The first suicide bomber in English literature is a crazed anarchist professor in Joseph Conrad’s novel The Secret Agent who stalks around London wired up with explosives. Entranced by a vision of pure nothingness, he has only to squeeze a rubber ball in his pocket to annihilate the present and clear a space for a utopian future. His political comrades are a bunch of sinister continental freaks who succeed in blowing up a young boy with learning difficulties.

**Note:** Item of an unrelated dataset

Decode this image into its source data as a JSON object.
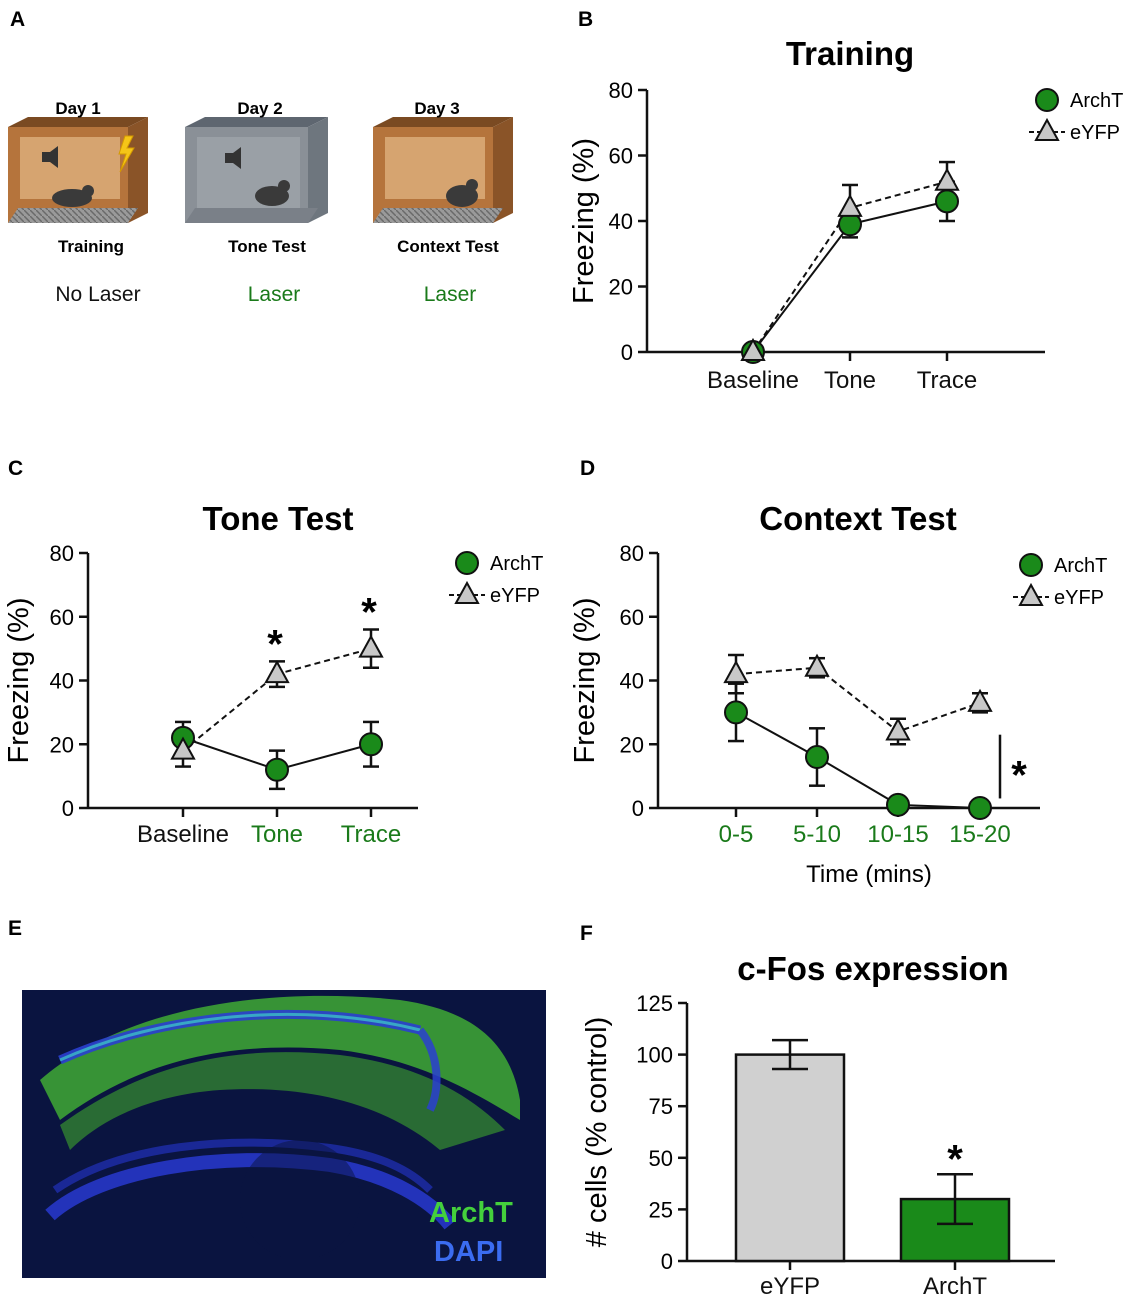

Anarchism, in short, has something of an image problem. Even Ruth Kinna, in this sympathetic, impressively well-informed history of the movement, has to admit that it has had its fair share of bombers and assassins. Yet she also illustrates its extraordinary creativity. Born in the 19th century, a brainchild of the Unholy Trinity of French libertarian socialist Pierre-Joseph Proudhon and Russian revolutionaries Mikhail Bakunin and Peter Kropotkin, anarchism rejected what it saw as Karl Marx’s narrow economic and proletarian viewpoint. Nevertheless, the two creeds have a lot in common. Both believe in class struggle, the abolition of private property and the overthrow of the state. Both see the role of the state as defending private property, a view that you can also find in Cicero. Marx thinks that the state will eventually wither away, while anarchists believe in helping it on its way as soon as they can.

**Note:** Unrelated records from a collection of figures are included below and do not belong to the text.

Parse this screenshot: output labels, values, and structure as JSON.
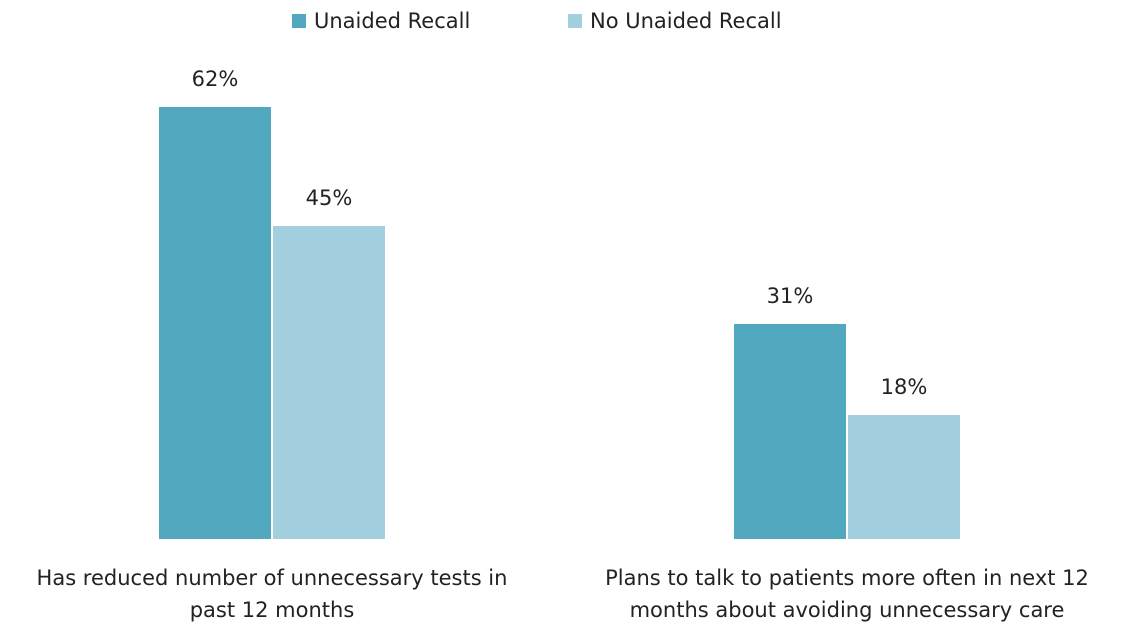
{
  "chart_data": {
    "type": "bar",
    "categories": [
      "Has reduced number of unnecessary tests in past 12 months",
      "Plans to talk to patients more often in next 12 months about avoiding unnecessary care"
    ],
    "series": [
      {
        "name": "Unaided Recall",
        "color": "#52a8be",
        "values": [
          62,
          31
        ],
        "value_labels": [
          "62%",
          "31%"
        ]
      },
      {
        "name": "No Unaided Recall",
        "color": "#a3d0de",
        "values": [
          45,
          18
        ],
        "value_labels": [
          "45%",
          "18%"
        ]
      }
    ],
    "legend": "top"
  }
}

Where the two camps really collide is on the question of power. Power for Marxists is in the service of material interests. It isn’t the last word. Anarchists agree about the material interests, but see power as more primary than that. Domination of any kind is to be rejected. Anarchism isn’t opposed to government as such, just to any form of it that isn’t self-government. For many, this includes democracy, which involves the tyranny of the majority over the individual. Marxists will work with liberal democracy, whereas anarchists won’t. For them, it is just a more kid-gloved kind of coercion.
Yet no society can survive without coercion. There is nothing despotic about being made to drive on the left, or stopping your flatmate from playing the bagpipes all night. Rules can facilitate freedom as well as obstruct it: if everyone drives on the same side of the road, I’m less likely to end up in a wheelchair. The political state is indeed a source of lethal violence, but it also arranges for children to learn how to tie their shoelaces. Not all power is repressive, nor all authority obnoxious. There is the authority of those who are seasoned in the struggle against patriarchy, which one would do well to respect. Telling someone something they need to know isn’t always “hierarchical”. Nor is knowledge, as some slightly wackier libertarians have maintained. Some anti-hierarchical anarchists believe that all opinions hold equal weight, in which case the view that all opinions don’t hold equal weight is also true. When the young Noam Chomsky (an anarchist, no less) came to Europe in the late 1960s with vital information on the political turmoil in the United States, some students refused to listen to him on the grounds that lecturing is a form of violence.